Switzerland has relatively strict immigration policies, always maintaining a layer of separation from the EU/EEA and other developed countries though that's less true for EU/EEA countries today, but it still has nowhere near the freedom of movement from other countries that is the case between the rest of the US and Princeton/NY/Boston, or the rest of the UK and London, etc.


Switzerland is part of the EU free movement zone, so European citizen can settle in Switzerland automatically is they find a job.


Right, that's why I mentioned that it's less the case today, but that freedom of movement is always at risk of being cancelled much more easily than a country leaving the EU. There has already been a referendum that passed that would have done so. Also, non-Swiss Europeans can be expelled for certain criminal convictions and (as you mentioned) need to be able to support themselves financially which aren't generally the case between EU states except in extreme circumstances.


It seems to be a combination of things: cash, investment into education, political will, peaceful political climate.

The Bay Area/SV dominates tech because of a bunch of decisions made starting around the 1850s to turn California into a world player.

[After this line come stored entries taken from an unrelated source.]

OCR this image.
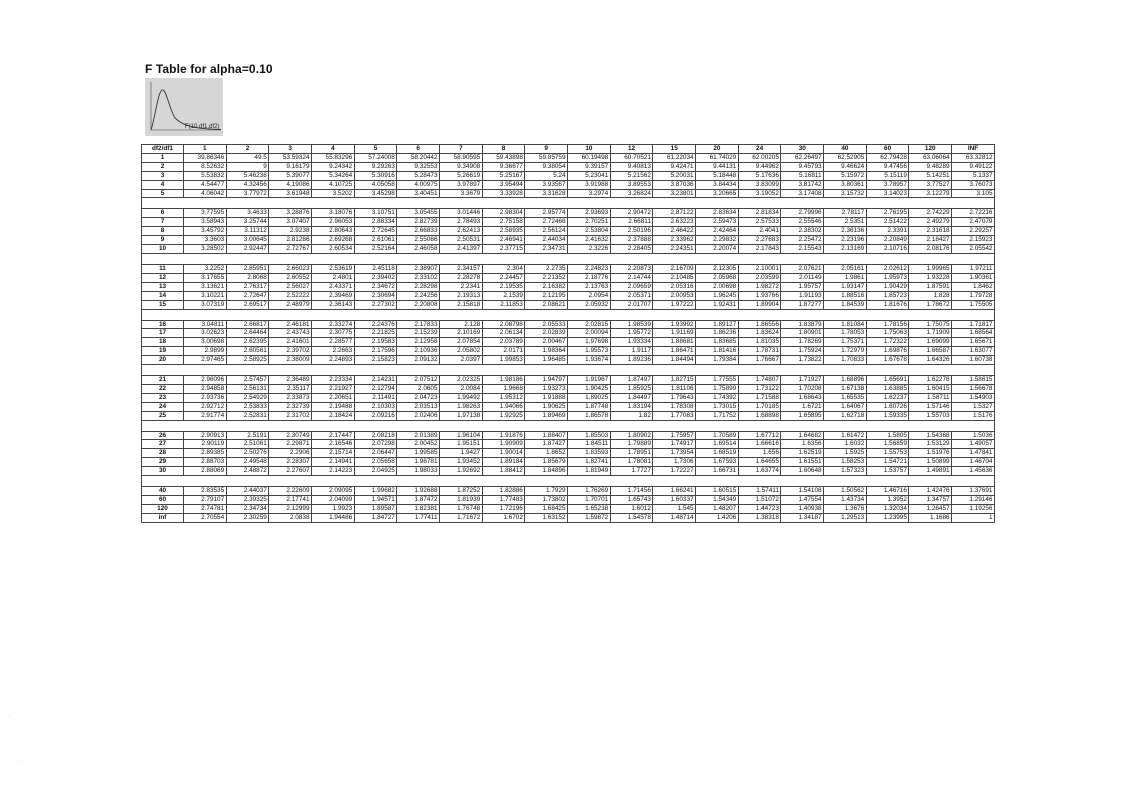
F Table for alpha=0.10
F(10,df1,df2)
df2/df1	1	2	3	4	5	6	7	8	9	10	12	15	20	24	30	40	60	120	INF
1	39.86346	49.5	53.59324	55.83296	57.24008	58.20442	58.90595	59.43898	59.85759	60.19498	60.70521	61.22034	61.74029	62.00205	62.26497	62.52905	62.79428	63.06064	63.32812
2	8.52632	9	9.16179	9.24342	9.29263	9.32553	9.34908	9.36677	9.38054	9.39157	9.40813	9.42471	9.44131	9.44962	9.45793	9.46624	9.47456	9.48289	9.49122
3	5.53832	5.46238	5.39077	5.34264	5.30916	5.28473	5.26619	5.25167	5.24	5.23041	5.21562	5.20031	5.18448	5.17636	5.16811	5.15972	5.15119	5.14251	5.1337
4	4.54477	4.32456	4.19086	4.10725	4.05058	4.00975	3.97897	3.95494	3.93567	3.91988	3.89553	3.87036	3.84434	3.83099	3.81742	3.80361	3.78957	3.77527	3.76073
5	4.06042	3.77972	3.61948	3.5202	3.45298	3.40451	3.3679	3.33928	3.31628	3.2974	3.26824	3.23801	3.20665	3.19052	3.17408	3.15732	3.14023	3.12279	3.105

6	3.77595	3.4633	3.28876	3.18076	3.10751	3.05455	3.01446	2.98304	2.95774	2.93693	2.90472	2.87122	2.83634	2.81834	2.79996	2.78117	2.76195	2.74229	2.72216
7	3.58943	3.25744	3.07407	2.96053	2.88334	2.82739	2.78493	2.75158	2.72468	2.70251	2.66811	2.63223	2.59473	2.57533	2.55546	2.5351	2.51422	2.49279	2.47079
8	3.45792	3.11312	2.9238	2.80643	2.72645	2.66833	2.62413	2.58935	2.56124	2.53804	2.50196	2.46422	2.42464	2.4041	2.38302	2.36136	2.3391	2.31618	2.29257
9	3.3603	3.00645	2.81286	2.69268	2.61061	2.55086	2.50531	2.46941	2.44034	2.41632	2.37888	2.33962	2.29832	2.27683	2.25472	2.23196	2.20849	2.18427	2.15923
10	3.28502	2.92447	2.72767	2.60534	2.52164	2.46058	2.41397	2.37715	2.34731	2.3226	2.28405	2.24351	2.20074	2.17843	2.15543	2.13169	2.10716	2.08176	2.05542

11	3.2252	2.85951	2.66023	2.53619	2.45118	2.38907	2.34157	2.304	2.2735	2.24823	2.20873	2.16709	2.12305	2.10001	2.07621	2.05161	2.02612	1.99965	1.97211
12	3.17655	2.8068	2.60552	2.4801	2.39402	2.33102	2.28278	2.24457	2.21352	2.18776	2.14744	2.10485	2.05968	2.03599	2.01149	1.9861	1.95973	1.93228	1.90361
13	3.13621	2.76317	2.56027	2.43371	2.34672	2.28298	2.2341	2.19535	2.16382	2.13763	2.09659	2.05316	2.00698	1.98272	1.95757	1.93147	1.90429	1.87591	1.8462
14	3.10221	2.72647	2.52222	2.39469	2.30694	2.24256	2.19313	2.1539	2.12195	2.0954	2.05371	2.00953	1.96245	1.93766	1.91193	1.88516	1.85723	1.828	1.79728
15	3.07319	2.69517	2.48979	2.36143	2.27302	2.20808	2.15818	2.11853	2.08621	2.05932	2.01707	1.97222	1.92431	1.89904	1.87277	1.84539	1.81676	1.78672	1.75505

16	3.04811	2.66817	2.46181	2.33274	2.24376	2.17833	2.128	2.08798	2.05533	2.02815	1.98539	1.93992	1.89127	1.86556	1.83879	1.81084	1.78156	1.75075	1.71817
17	3.02623	2.64464	2.43743	2.30775	2.21825	2.15239	2.10169	2.06134	2.02839	2.00094	1.95772	1.91169	1.86236	1.83624	1.80901	1.78053	1.75063	1.71909	1.68564
18	3.00698	2.62395	2.41601	2.28577	2.19583	2.12958	2.07854	2.03789	2.00467	1.97698	1.93334	1.88681	1.83685	1.81035	1.78269	1.75371	1.72322	1.69099	1.65671
19	2.9899	2.60561	2.39702	2.2663	2.17596	2.10936	2.05802	2.0171	1.98364	1.95573	1.9117	1.86471	1.81416	1.78731	1.75924	1.72979	1.69876	1.66587	1.63077
20	2.97465	2.58925	2.38009	2.24893	2.15823	2.09132	2.0397	1.99853	1.96485	1.93674	1.89236	1.84494	1.79384	1.76667	1.73822	1.70833	1.67678	1.64326	1.60738

21	2.96096	2.57457	2.36489	2.23334	2.14231	2.07512	2.02325	1.98186	1.94797	1.91967	1.87497	1.82715	1.77555	1.74807	1.71927	1.68896	1.65691	1.62278	1.58615
22	2.94858	2.56131	2.35117	2.21927	2.12794	2.0605	2.0084	1.9668	1.93273	1.90425	1.85925	1.81106	1.75899	1.73122	1.70208	1.67138	1.63885	1.60415	1.56678
23	2.93736	2.54929	2.33873	2.20651	2.11491	2.04723	1.99492	1.95312	1.91888	1.89025	1.84497	1.79643	1.74392	1.71588	1.68643	1.65535	1.62237	1.58711	1.54903
24	2.92712	2.53833	2.32739	2.19488	2.10303	2.03513	1.98263	1.94066	1.90625	1.87748	1.83194	1.78308	1.73015	1.70185	1.6721	1.64067	1.60726	1.57146	1.5327
25	2.91774	2.52831	2.31702	2.18424	2.09216	2.02406	1.97138	1.92925	1.89469	1.86578	1.82	1.77083	1.71752	1.68898	1.65895	1.62718	1.59335	1.55703	1.5176

26	2.90913	2.5191	2.30749	2.17447	2.08218	2.01389	1.96104	1.91876	1.88407	1.85503	1.80902	1.75957	1.70589	1.67712	1.64682	1.61472	1.5805	1.54368	1.5036
27	2.90119	2.51061	2.29871	2.16546	2.07298	2.00452	1.95151	1.90909	1.87427	1.84511	1.79889	1.74917	1.69514	1.66616	1.6356	1.6032	1.56859	1.53129	1.49057
28	2.89385	2.50276	2.2906	2.15714	2.06447	1.99585	1.9427	1.90014	1.8652	1.83593	1.78951	1.73954	1.68519	1.656	1.62519	1.5925	1.55753	1.51976	1.47841
29	2.88703	2.49548	2.28307	2.14941	2.05658	1.98781	1.93452	1.89184	1.85679	1.82741	1.78081	1.7306	1.67593	1.64655	1.61551	1.58253	1.54721	1.50899	1.46704
30	2.88069	2.48872	2.27607	2.14223	2.04925	1.98033	1.92692	1.88412	1.84896	1.81949	1.7727	1.72227	1.66731	1.63774	1.60648	1.57323	1.53757	1.49891	1.45636

40	2.83535	2.44037	2.22609	2.09095	1.99682	1.92688	1.87252	1.82886	1.7929	1.76269	1.71456	1.66241	1.60515	1.57411	1.54108	1.50562	1.46716	1.42476	1.37691
60	2.79107	2.39325	2.17741	2.04099	1.94571	1.87472	1.81939	1.77483	1.73802	1.70701	1.65743	1.60337	1.54349	1.51072	1.47554	1.43734	1.3952	1.34757	1.29146
120	2.74781	2.34734	2.12999	1.9923	1.89587	1.82381	1.76748	1.72196	1.68425	1.65238	1.6012	1.545	1.48207	1.44723	1.40938	1.3676	1.32034	1.26457	1.19256
inf	2.70554	2.30259	2.0838	1.94486	1.84727	1.77411	1.71672	1.6702	1.63152	1.59872	1.54578	1.48714	1.4206	1.38318	1.34187	1.29513	1.23995	1.1686	1
·
·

Maybe you mean 1940s? The Bay Area benefited from fairly massive government subsidies to the Military Industrial Complex in California. WW II shifted military attention to the West Coast and San Francisco Bay was a major Naval Base. The Atomic Energy Commission took over and expanded Lawrence Berkeley Lab and established Livermore Lab. The aerospace industry moved to California due to the continuous availability of good flying weather and proximity to aluminum sources based on hydropower. This was mainly to southern CA, but a lot of aerospace electronics came from the Bay Area. NASA also established Ames Research Center. Plus, as its congressional delegation grew in size and influence, and during the Reagan years, Federal money continued to flow into the state.

In the 1850s there was the Gold Rush, which was unplanned. Around 1900 the southern CA oil boom made it the largest oil producing state in the US.


Look up the history of Stanford to see early investments in the infrastructure of the Bay area. I agree post-war was when the rapid expansion happened but many of the important foundations were laid using gold money and railroad money. Similarly Caltech in the South land shows work prior to world war II. La was already in aerospace powerhouse when world war II happened.

Thanks for pointing out the oil boom I left that out because I forgot


People matter, compare vs the oil rich Gulf states.